If you’re my age or older, I’d bet you can remember going to a grandparent’s home and seeing it as a museum piece, frozen in time. Each piece of furniture never changed and always occupied the same place in the room. In those days one’s furniture lasted and was handed down from family members to the next generation.
This idea is stuck in my mind lately because my mother had to move to memory care. Six years ago she transitioned from the family home of 53 years, a two-story colonial, to a small apartment in an assisted living facility. The apartment had a sitting room and a large bedroom. Her latest move to memory care has her down to one bedroom.
My house is packed with furniture from her past moves as I sought to combine some treasured pieces with my own, pieces I remember from my earliest childhood. I already rent a large storage unit and acquired another for this latest move. I will need time to sort through things and consolidate in the future.

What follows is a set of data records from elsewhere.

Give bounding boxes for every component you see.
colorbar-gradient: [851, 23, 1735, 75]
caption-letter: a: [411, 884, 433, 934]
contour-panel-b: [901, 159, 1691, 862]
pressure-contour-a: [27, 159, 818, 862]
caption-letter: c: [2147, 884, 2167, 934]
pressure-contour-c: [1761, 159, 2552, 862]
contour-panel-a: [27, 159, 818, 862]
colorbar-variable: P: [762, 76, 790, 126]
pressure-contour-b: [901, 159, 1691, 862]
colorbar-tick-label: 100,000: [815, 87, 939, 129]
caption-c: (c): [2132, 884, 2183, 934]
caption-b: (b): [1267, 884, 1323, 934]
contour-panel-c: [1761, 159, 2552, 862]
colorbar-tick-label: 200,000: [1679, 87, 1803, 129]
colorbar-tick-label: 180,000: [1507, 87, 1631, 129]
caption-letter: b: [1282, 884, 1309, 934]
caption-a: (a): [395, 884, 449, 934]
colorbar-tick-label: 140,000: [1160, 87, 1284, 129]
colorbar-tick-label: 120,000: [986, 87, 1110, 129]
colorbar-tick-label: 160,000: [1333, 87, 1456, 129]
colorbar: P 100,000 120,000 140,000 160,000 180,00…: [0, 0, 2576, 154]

Her bedroom at the memory care facility contains two important pieces of furniture that she will always recognize. One is the dresser from her bedroom set, approximately 75 years old, and one is a dresser/bookcase that is probably almost 70 years old. For most of my life it was in my brother’s room. It was noticed in this last move that the latter piece is now cracked on the side but it will hold together.

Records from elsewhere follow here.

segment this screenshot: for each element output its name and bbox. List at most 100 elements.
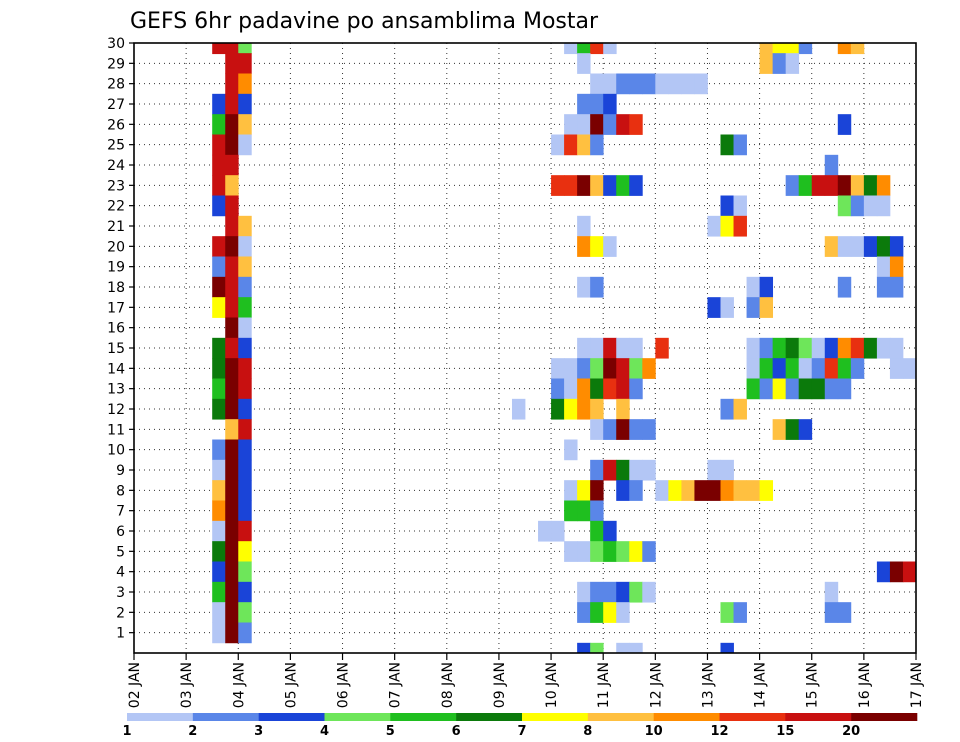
heatmap-cell — [238, 93, 252, 115]
heatmap-cell — [850, 337, 865, 359]
colorbar-swatch — [522, 713, 589, 721]
heatmap-cell — [798, 43, 813, 55]
y-tick-label: 4 — [116, 565, 125, 581]
y-tick-label: 15 — [107, 341, 125, 357]
heatmap-cell — [785, 43, 800, 55]
heatmap-cell — [590, 358, 604, 379]
heatmap-cell — [629, 358, 643, 379]
heatmap-cell — [577, 43, 591, 55]
y-tick-label: 24 — [107, 158, 125, 174]
heatmap-cell — [889, 561, 904, 583]
heatmap-cell — [225, 520, 239, 542]
heatmap-cell — [577, 215, 591, 237]
heatmap-cell — [642, 358, 656, 379]
heatmap-cell — [720, 134, 734, 156]
heatmap-cell — [238, 114, 252, 135]
heatmap-cell — [655, 73, 669, 95]
x-tick-label: 10 JAN — [544, 662, 560, 708]
heatmap-cell — [212, 154, 226, 176]
heatmap-cell — [590, 419, 604, 440]
heatmap-cell — [720, 480, 734, 501]
y-tick-label: 9 — [116, 463, 125, 479]
heatmap-cell — [720, 642, 734, 654]
colorbar-label: 10 — [645, 724, 663, 739]
heatmap-cell — [889, 337, 904, 359]
heatmap-cell — [212, 175, 226, 196]
heatmap-cell — [759, 276, 774, 298]
heatmap-cell — [694, 73, 708, 95]
heatmap-cell — [212, 195, 226, 217]
heatmap-cell — [590, 114, 604, 135]
heatmap-cell — [212, 93, 226, 115]
heatmap-cell — [225, 175, 239, 196]
heatmap-cell — [577, 541, 591, 562]
x-tick-label: 02 JAN — [127, 662, 143, 708]
heatmap-cell — [603, 114, 617, 135]
heatmap-cell — [225, 561, 239, 583]
x-tick-label: 17 JAN — [909, 662, 925, 708]
heatmap-cell — [642, 581, 656, 603]
heatmap-cell — [238, 297, 252, 318]
heatmap-cell — [837, 337, 852, 359]
heatmap-cell — [225, 53, 239, 74]
heatmap-cell — [772, 378, 787, 400]
heatmap-cell — [720, 195, 734, 217]
heatmap-cell — [590, 73, 604, 95]
colorbar-label: 5 — [386, 724, 395, 739]
heatmap-cell — [538, 520, 552, 542]
heatmap-cell — [590, 93, 604, 115]
x-tick-label: 11 JAN — [596, 662, 612, 708]
heatmap-cell — [798, 337, 813, 359]
heatmap-cell — [707, 459, 721, 481]
heatmap-cell — [616, 581, 630, 603]
y-tick-label: 30 — [107, 36, 125, 52]
colorbar-label: 15 — [776, 724, 794, 739]
heatmap-cell — [603, 459, 617, 481]
colorbar-label: 4 — [320, 724, 329, 739]
heatmap-cell — [603, 602, 617, 623]
colorbar-label: 1 — [122, 724, 131, 739]
heatmap-cell — [225, 276, 239, 298]
heatmap-cell — [850, 358, 865, 379]
heatmap-cell — [238, 337, 252, 359]
heatmap-cell — [772, 43, 787, 55]
heatmap-cell — [212, 378, 226, 400]
heatmap-cell — [212, 276, 226, 298]
heatmap-cell — [785, 358, 800, 379]
heatmap-cell — [212, 480, 226, 501]
heatmap-cell — [655, 337, 669, 359]
heatmap-cell — [772, 419, 787, 440]
colorbar-swatch — [192, 713, 259, 721]
heatmap-cell — [212, 256, 226, 278]
heatmap-cell — [577, 114, 591, 135]
heatmap-cell — [238, 215, 252, 237]
heatmap-cell — [603, 175, 617, 196]
heatmap-cell — [746, 358, 760, 379]
x-tick-label: 08 JAN — [440, 662, 456, 708]
heatmap-cell — [603, 236, 617, 257]
y-tick-label: 5 — [116, 544, 125, 560]
heatmap-cell — [577, 276, 591, 298]
heatmap-cell — [225, 439, 239, 461]
heatmap-cell — [850, 236, 865, 257]
heatmap-cell — [603, 581, 617, 603]
x-tick-label: 07 JAN — [388, 662, 404, 708]
chart-title: GEFS 6hr padavine po ansamblima Mostar — [130, 9, 599, 34]
heatmap-cell — [746, 337, 760, 359]
heatmap-cell — [212, 602, 226, 623]
heatmap-cell — [564, 541, 578, 562]
heatmap-cell — [798, 378, 813, 400]
heatmap-cell — [564, 175, 578, 196]
heatmap-cell — [212, 581, 226, 603]
heatmap-cell — [642, 419, 656, 440]
heatmap-cell — [603, 378, 617, 400]
heatmap-cell — [590, 43, 604, 55]
heatmap-cell — [238, 419, 252, 440]
cells-layer — [212, 43, 917, 654]
heatmap-cell — [590, 175, 604, 196]
heatmap-cell — [642, 73, 656, 95]
colorbar: 1 2 3 4 5 6 7 8 10 12 15 20 — [122, 713, 918, 739]
y-tick-label: 6 — [116, 524, 125, 540]
y-axis: 1234567891011121314151617181920212223242… — [107, 36, 134, 642]
colorbar-swatch — [653, 713, 720, 721]
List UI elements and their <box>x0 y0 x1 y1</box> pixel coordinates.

It’s funny how our current younger generations have no such attachments to things. I’m happy that I do as it’s a bridge to happy times for me. I can remember how my mom would scrimp and save to add another piece of furniture to our house. It didn’t happen often because she purchased good quality furniture. I’m thankful not to be a person who needs to change the look of my home frequently. If the furniture is functional and still looks nice, it’s fine for me.

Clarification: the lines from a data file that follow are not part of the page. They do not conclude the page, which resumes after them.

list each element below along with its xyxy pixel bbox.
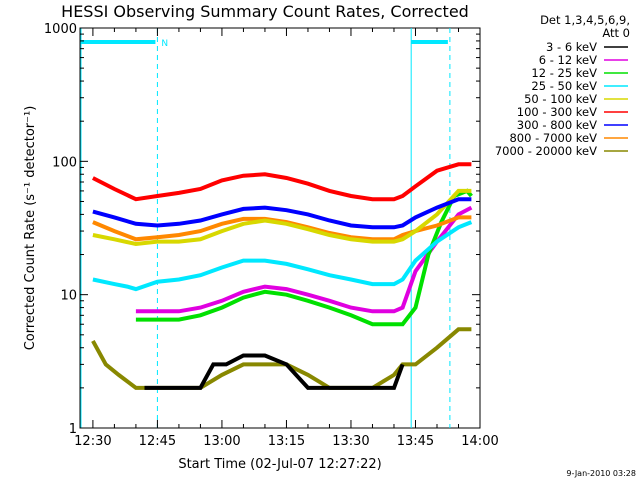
series-line-3-6keV: [144, 353, 405, 390]
x-tick-label: 13:30: [332, 434, 369, 449]
legend-label: 300 - 800 keV: [517, 118, 597, 132]
x-tick-label: 12:45: [139, 434, 176, 449]
legend-label: 7000 - 20000 keV: [495, 144, 597, 158]
x-tick-label: 13:00: [203, 434, 240, 449]
night-markers: N: [80, 28, 451, 428]
x-axis-label: Start Time (02-Jul-07 12:27:22): [178, 457, 381, 472]
footer-timestamp: 9-Jan-2010 03:28: [566, 469, 636, 478]
x-tick-label: 13:45: [397, 434, 434, 449]
series-layer: [91, 162, 473, 390]
legend-label: 25 - 50 keV: [531, 79, 597, 93]
legend-label: 100 - 300 keV: [517, 105, 597, 119]
legend-header-line-1: Det 1,3,4,5,6,9,: [540, 13, 630, 27]
legend-label: 6 - 12 keV: [539, 53, 597, 67]
series-line-6-12keV: [135, 205, 473, 314]
series-line-100-300keV: [91, 162, 472, 202]
series-line-7000-20000keV: [91, 327, 472, 390]
legend-label: 50 - 100 keV: [524, 92, 597, 106]
x-tick-label: 12:30: [74, 434, 111, 449]
series-line-300-800keV: [92, 197, 472, 230]
plot-frame: [79, 27, 481, 429]
y-tick-label: 1000: [44, 22, 77, 37]
legend-label: 3 - 6 keV: [546, 40, 597, 54]
series-line-12-25keV: [135, 188, 473, 327]
series-line-50-100keV: [92, 188, 472, 247]
x-tick-label: 13:15: [268, 434, 305, 449]
axes: 12:30 12:45 13:00 13:15 13:30 13:45 14:00 1 10 10…: [44, 22, 499, 449]
legend-label: 800 - 7000 keV: [509, 131, 597, 145]
legend-label: 12 - 25 keV: [531, 66, 597, 80]
chart-title: HESSI Observing Summary Count Rates, Cor…: [61, 2, 469, 21]
y-tick-label: 100: [52, 155, 77, 170]
x-tick-label: 14:00: [461, 434, 498, 449]
legend-header-line-2: Att 0: [602, 26, 630, 40]
night-label: N: [161, 39, 168, 49]
y-axis-label: Corrected Count Rate (s⁻¹ detector⁻¹): [23, 106, 38, 351]
y-tick-label: 1: [69, 422, 77, 437]
series-line-25-50keV: [92, 220, 473, 292]
series-line-800-7000keV: [92, 215, 472, 242]
y-tick-label: 10: [60, 289, 77, 304]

My mom is no longer the parent I remember. She looks like my mom but age has robbed her of her ability to think. I’m thankful she still knows me. I’m comforted by seeing some of those pieces of furniture and other belongings I associate with her. And they remind me of the mom who was such a vital part of my life.
Words fail me at the moment. Emotion has taken over. “Mother’s love is peace. It need not be acquired, it need not be deserved.” Erich Fromm


N.B. I’m not writing for pity. And I know so many have gone through this. Writing is a way for me to process my emotions. I’m writing to maintain my sanity.